Stone: Die Scan&Go-App ist ausgelegt auf kleine Warenkörbe, um Stoßzeiten rund um die Mittagszeit, in der Früh und kurz vor Ladenschuss zu entlasten. Daher ist der Einkauf mit zehn Artikeln limitiert. Die derzeitige Testfiliale ist eine Convenience-Filiale innerhalb eines Office Parks. Daher sehen wir kaum Unterschied im Kaufverhalten der App-Nutzer zu analogen Kunden. Im Schnitt liegen vier bis fünf Artikel im Warenkorb.
one: Wie sind die Rückmeldungen der Kunden?

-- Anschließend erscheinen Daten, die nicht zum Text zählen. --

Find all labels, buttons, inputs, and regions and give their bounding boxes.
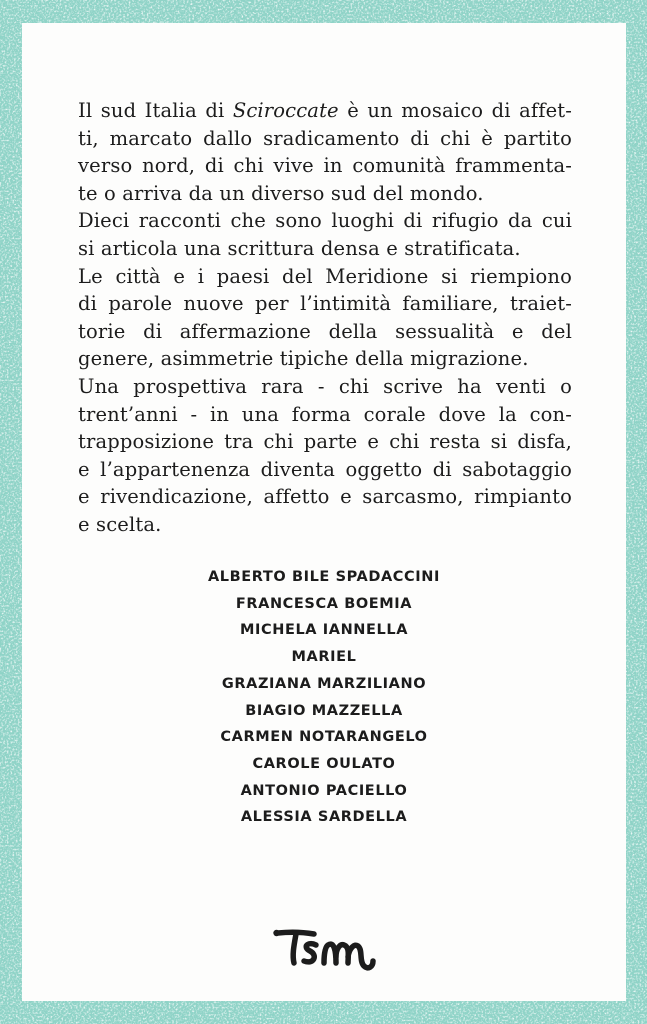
author-name: BIAGIO MAZZELLA	[245, 702, 403, 719]
blurb-line: di parole nuove per l’intimità familiare, traiet-	[78, 292, 572, 316]
author-name: GRAZIANA MARZILIANO	[221, 675, 427, 692]
back-cover-panel	[22, 23, 626, 1001]
author-name: CARMEN NOTARANGELO	[220, 729, 428, 746]
blurb-line: Dieci racconti che sono luoghi di rifugio da cui	[78, 209, 572, 233]
blurb-line: torie di affermazione della sessualità e del	[78, 319, 572, 343]
author-name: ANTONIO PACIELLO	[240, 782, 408, 799]
author-name: MICHELA IANNELLA	[239, 622, 409, 639]
blurb-line: ti, marcato dallo sradicamento di chi è partito	[78, 126, 572, 150]
blurb-line-1: Il sud Italia di Sciroccate è un mosaico di affet-	[78, 99, 572, 122]
blurb-line: trent’anni - in una forma corale dove la con-	[78, 402, 572, 426]
author-name: ALBERTO BILE SPADACCINI	[207, 569, 441, 585]
blurb-line: e l’appartenenza diventa oggetto di sabotaggio	[78, 457, 572, 481]
blurb-line: e rivendicazione, affetto e sarcasmo, rimpianto	[78, 485, 572, 509]
author-name: CAROLE OULATO	[252, 755, 396, 772]
author-name: FRANCESCA BOEMIA	[235, 595, 413, 612]
author-name: MARIEL	[291, 649, 357, 666]
author-list	[22, 564, 626, 831]
blurb-line: Una prospettiva rara - chi scrive ha venti o	[78, 374, 572, 398]
blurb-line: si articola una scrittura densa e stratificata.	[78, 236, 521, 260]
author-name: ALESSIA SARDELLA	[240, 809, 408, 826]
blurb-line: Le città e i paesi del Meridione si riempiono	[78, 264, 572, 288]
book-blurb	[78, 97, 572, 539]
blurb-line: genere, asimmetrie tipiche della migrazione.	[78, 347, 529, 371]
publisher-logo-icon	[272, 919, 376, 981]
book-title: Sciroccate	[232, 99, 339, 122]
blurb-line: e scelta.	[78, 512, 162, 536]
blurb-line: te o arriva da un diverso sud del mondo.	[78, 181, 484, 205]
blurb-line: trapposizione tra chi parte e chi resta si disfa,	[78, 430, 572, 454]
blurb-line: verso nord, di chi vive in comunità frammenta-	[78, 154, 572, 178]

Stone: Die Bewertungen sind mit vier Smilies sehr positiv. Dass es nicht die volle Anzahl von fünf ist, liegt daran, dass sich manche Kunden weitere Bezahlvarianten, zum Beispiel via Pay Pal, wünschen.
one: Wie geht es weiter?
Stone: Die Testphase war ursprünglich bis Ende März angesetzt. Aufgrund der Corona-Pandemie musste diese jedoch pausiert werden und wird langsam wieder gestartet. Es werden in 2020 weitere Pilotfilialen aufgeschaltet, um die Nutzung von Scan & Go im anderen demografischen Umfeld zu testen. Wir haben bereits sehr aufschlussreiches Feedback innerhalb einer Convenience-Filiale im Office Park. Nun gilt es, aus anderen Settings zu lernen.